Acknowledgement. We thank Science for their permission to use an excerpt from:

Smith, B. A., et al. 1979. The Galilean satellites and Jupiter: Voyager 2 Imaging Science results. Science 206 (4421), 927-950. (Excerpt from pp. 932-933.)

Copyright AAAS, November 23, 1979.


The Galilean Satellites and Jupiter:
Voyager 2 Imaging Science Results

Jupiter's ring system.

After the discovery of the Jovian ring system by Voyager 1 (1), additional images were planned for Voyager 2 at various illumination and viewing angles. In particular, an effort was made to obtain pictures slightly out of the equatorial plane in order to determine the width and inner structure of the ring system. A more complete account of these results and their interpretation may be found elsewhere (11).

Two Voyager 2 pictures, taken prior to ring plane crossing when the spacecraft was 2.5 degrees above the plane, show distinct inner and outer boundaries of the brightest part of the ring system. In them the rings were viewed in backscattered sunlight, at a time when the center of the 0.1 degree diameter solar disk was 0.03 degrees below the ring plane. Although the signal was weak, no obvious gaps were visible. A second set of images was acquired during the ring plane crossing. They confirmed Voyager 1 observations that the ring system is optically very thin with a well-defined outer edge. Smearing caused by spacecraft motion prevented any improved definition of ring thickness; the 30-km upper limit set by Voyager 1 is still the best estimate.

The most spectacular ring pictures were obtained by Voyager 2 on 11 July at a phase angle of nearly 180 degrees while the spacecraft was 2 degrees below the ring plane and in the shadow of Jupiter. Strong forward scattering by ring particles gave well-exposed images that provided substantially better definition of the ring structure than had been possible earlier. Figures 9 and 10, acquired during this sequence, were taken with both the narrow and the wide-angle cameras through the clear, violet, and orange filters.

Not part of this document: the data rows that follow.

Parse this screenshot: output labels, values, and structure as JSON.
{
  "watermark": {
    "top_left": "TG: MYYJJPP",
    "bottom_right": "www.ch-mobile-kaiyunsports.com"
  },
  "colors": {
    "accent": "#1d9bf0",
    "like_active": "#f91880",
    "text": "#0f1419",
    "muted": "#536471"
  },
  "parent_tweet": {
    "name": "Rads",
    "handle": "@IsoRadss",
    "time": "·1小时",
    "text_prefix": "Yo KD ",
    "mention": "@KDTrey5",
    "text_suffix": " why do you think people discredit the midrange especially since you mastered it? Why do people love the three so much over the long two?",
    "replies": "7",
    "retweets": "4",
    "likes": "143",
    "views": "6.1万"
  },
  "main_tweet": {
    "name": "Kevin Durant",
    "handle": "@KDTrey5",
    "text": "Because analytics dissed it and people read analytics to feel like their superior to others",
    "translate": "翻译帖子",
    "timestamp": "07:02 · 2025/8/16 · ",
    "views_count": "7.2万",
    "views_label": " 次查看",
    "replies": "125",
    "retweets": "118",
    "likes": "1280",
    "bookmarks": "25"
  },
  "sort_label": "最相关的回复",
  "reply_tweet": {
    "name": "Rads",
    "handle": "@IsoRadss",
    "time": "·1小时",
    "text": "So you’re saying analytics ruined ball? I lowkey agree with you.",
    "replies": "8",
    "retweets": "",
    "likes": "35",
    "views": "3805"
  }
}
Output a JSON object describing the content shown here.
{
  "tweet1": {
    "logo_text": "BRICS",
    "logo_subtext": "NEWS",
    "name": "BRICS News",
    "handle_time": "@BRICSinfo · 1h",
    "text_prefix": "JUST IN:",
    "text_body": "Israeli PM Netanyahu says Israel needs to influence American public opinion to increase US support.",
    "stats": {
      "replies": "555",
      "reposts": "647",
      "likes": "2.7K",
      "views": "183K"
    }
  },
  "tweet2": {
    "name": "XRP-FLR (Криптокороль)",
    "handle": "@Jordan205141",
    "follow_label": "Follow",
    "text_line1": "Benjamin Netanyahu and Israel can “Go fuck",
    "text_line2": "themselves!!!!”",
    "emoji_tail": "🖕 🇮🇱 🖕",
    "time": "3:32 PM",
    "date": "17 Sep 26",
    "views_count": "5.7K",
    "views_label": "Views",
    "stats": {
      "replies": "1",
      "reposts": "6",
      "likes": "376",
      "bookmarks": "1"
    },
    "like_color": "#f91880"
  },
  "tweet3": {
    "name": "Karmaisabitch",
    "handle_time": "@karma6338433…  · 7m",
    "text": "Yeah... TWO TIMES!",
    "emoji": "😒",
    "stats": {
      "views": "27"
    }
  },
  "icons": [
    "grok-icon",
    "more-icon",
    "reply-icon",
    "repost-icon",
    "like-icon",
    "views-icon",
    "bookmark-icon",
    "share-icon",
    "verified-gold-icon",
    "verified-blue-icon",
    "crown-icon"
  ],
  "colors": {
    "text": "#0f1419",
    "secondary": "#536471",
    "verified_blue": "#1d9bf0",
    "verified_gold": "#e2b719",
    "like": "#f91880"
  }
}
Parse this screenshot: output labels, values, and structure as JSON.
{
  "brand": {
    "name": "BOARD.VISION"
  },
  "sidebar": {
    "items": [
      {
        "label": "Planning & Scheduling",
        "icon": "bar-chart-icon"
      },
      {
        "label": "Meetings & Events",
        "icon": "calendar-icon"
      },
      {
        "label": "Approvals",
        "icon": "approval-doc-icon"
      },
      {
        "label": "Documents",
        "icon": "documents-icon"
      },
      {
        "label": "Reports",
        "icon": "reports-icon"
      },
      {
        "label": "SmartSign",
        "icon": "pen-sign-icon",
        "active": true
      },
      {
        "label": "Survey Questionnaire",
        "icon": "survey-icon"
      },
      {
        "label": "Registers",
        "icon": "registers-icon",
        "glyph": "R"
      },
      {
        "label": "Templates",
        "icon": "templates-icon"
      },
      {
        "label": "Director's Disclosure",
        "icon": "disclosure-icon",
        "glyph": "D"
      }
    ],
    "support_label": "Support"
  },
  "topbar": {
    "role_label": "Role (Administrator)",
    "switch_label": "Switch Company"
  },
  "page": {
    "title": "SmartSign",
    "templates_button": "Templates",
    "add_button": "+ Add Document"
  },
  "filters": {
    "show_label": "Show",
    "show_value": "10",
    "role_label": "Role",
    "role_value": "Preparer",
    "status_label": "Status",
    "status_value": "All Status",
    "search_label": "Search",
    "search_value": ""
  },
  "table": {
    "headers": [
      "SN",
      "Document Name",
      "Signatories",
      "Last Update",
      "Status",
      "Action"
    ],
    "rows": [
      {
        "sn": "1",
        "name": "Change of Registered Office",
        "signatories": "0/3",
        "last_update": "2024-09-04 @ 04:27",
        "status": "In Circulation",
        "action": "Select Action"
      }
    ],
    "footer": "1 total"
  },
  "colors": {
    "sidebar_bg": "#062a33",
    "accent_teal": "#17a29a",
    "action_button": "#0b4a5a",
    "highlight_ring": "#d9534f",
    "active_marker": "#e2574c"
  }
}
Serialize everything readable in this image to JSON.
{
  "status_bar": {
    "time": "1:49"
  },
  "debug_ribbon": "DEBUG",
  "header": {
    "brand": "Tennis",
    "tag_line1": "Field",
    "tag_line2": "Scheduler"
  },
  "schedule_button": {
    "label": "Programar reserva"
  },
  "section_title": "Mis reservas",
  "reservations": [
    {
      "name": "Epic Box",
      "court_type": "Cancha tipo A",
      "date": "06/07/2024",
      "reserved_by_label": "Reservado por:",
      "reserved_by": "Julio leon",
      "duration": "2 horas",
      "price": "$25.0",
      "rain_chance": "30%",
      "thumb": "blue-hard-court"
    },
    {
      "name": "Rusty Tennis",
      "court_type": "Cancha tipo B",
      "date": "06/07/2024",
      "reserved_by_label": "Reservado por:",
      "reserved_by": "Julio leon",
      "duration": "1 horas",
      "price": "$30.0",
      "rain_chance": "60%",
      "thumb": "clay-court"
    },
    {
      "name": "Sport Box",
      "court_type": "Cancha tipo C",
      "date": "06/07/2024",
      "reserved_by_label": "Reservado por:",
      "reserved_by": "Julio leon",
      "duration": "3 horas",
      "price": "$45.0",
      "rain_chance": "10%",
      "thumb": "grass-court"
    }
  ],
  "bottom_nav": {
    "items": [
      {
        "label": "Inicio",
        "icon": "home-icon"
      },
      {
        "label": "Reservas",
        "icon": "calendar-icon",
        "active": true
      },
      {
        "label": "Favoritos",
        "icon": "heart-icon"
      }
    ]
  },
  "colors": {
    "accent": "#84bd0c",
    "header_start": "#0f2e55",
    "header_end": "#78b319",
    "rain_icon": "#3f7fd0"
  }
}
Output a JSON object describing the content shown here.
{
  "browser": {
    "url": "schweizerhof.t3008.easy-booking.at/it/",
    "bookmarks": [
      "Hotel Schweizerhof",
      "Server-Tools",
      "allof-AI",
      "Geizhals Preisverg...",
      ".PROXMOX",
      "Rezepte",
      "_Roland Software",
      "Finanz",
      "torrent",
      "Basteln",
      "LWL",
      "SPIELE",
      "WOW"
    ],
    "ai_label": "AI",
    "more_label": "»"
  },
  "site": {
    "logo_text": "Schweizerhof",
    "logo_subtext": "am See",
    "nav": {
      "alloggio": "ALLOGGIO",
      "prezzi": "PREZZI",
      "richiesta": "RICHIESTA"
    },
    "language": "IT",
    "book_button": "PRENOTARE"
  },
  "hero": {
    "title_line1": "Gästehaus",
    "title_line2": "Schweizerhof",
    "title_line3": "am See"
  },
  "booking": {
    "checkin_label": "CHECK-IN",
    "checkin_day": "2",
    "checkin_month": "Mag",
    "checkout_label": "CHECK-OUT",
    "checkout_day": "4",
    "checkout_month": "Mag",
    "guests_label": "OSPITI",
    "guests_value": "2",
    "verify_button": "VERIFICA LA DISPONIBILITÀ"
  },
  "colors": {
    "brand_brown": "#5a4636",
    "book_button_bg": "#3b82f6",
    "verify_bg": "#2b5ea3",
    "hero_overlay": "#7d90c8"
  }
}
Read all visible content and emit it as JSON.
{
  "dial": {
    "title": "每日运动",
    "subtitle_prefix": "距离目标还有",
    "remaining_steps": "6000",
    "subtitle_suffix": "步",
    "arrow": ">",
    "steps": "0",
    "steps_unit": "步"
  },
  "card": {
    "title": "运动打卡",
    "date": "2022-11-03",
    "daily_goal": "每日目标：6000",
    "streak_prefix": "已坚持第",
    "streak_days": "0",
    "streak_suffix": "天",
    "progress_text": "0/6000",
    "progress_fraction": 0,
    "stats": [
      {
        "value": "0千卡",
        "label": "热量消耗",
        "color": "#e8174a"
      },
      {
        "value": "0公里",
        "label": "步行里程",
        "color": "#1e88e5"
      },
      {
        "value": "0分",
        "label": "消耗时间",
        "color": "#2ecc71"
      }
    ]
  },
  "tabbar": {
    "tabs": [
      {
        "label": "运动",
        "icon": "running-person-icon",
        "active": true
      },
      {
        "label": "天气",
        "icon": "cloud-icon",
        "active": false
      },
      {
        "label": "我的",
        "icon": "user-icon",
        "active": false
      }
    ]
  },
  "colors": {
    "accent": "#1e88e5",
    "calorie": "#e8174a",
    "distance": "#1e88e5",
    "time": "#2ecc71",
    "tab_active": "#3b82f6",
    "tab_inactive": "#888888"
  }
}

The outer part of the ring system is made up of a relatively bright segment about 800 km wide surrounded by a somewhat dimmer and broader segment about 5200 km across. Other, less distinct divisions are barely visible in Fig. 10. The interior of the ring is filled with much fainter material, probably extending downward into the top of the atmosphere of Jupiter itself. This material may contribute to the ultraviolet absorbing haze in Jupiter's upper atmosphere if stratospheric winds could give it planetwide distribution. It is even possible that the ring material is a source of oxygen to the upper atmosphere that could be related to the abundance of carbon monoxide (12). The discovery of this inner material reinforces an earlier suggestion (11) that much of the ring system represents a steady state between loss and supply, being neither a leftover from the original accretion and condensation events that formed the planet (as Saturn's rings may be) nor fragments of a disrupted satellite. Candidates for sources to supply this material include cometary and meteoritic debris, impact ejecta from the inner satellites, and volcanic ejecta removed from Io, possibly by magnetospheric forces. The small newly discovered satellite (13) with an orbital radius of 1.81 Jupiter radii (RJ) may provide an explanation for the location of the outer boundary of the ring system.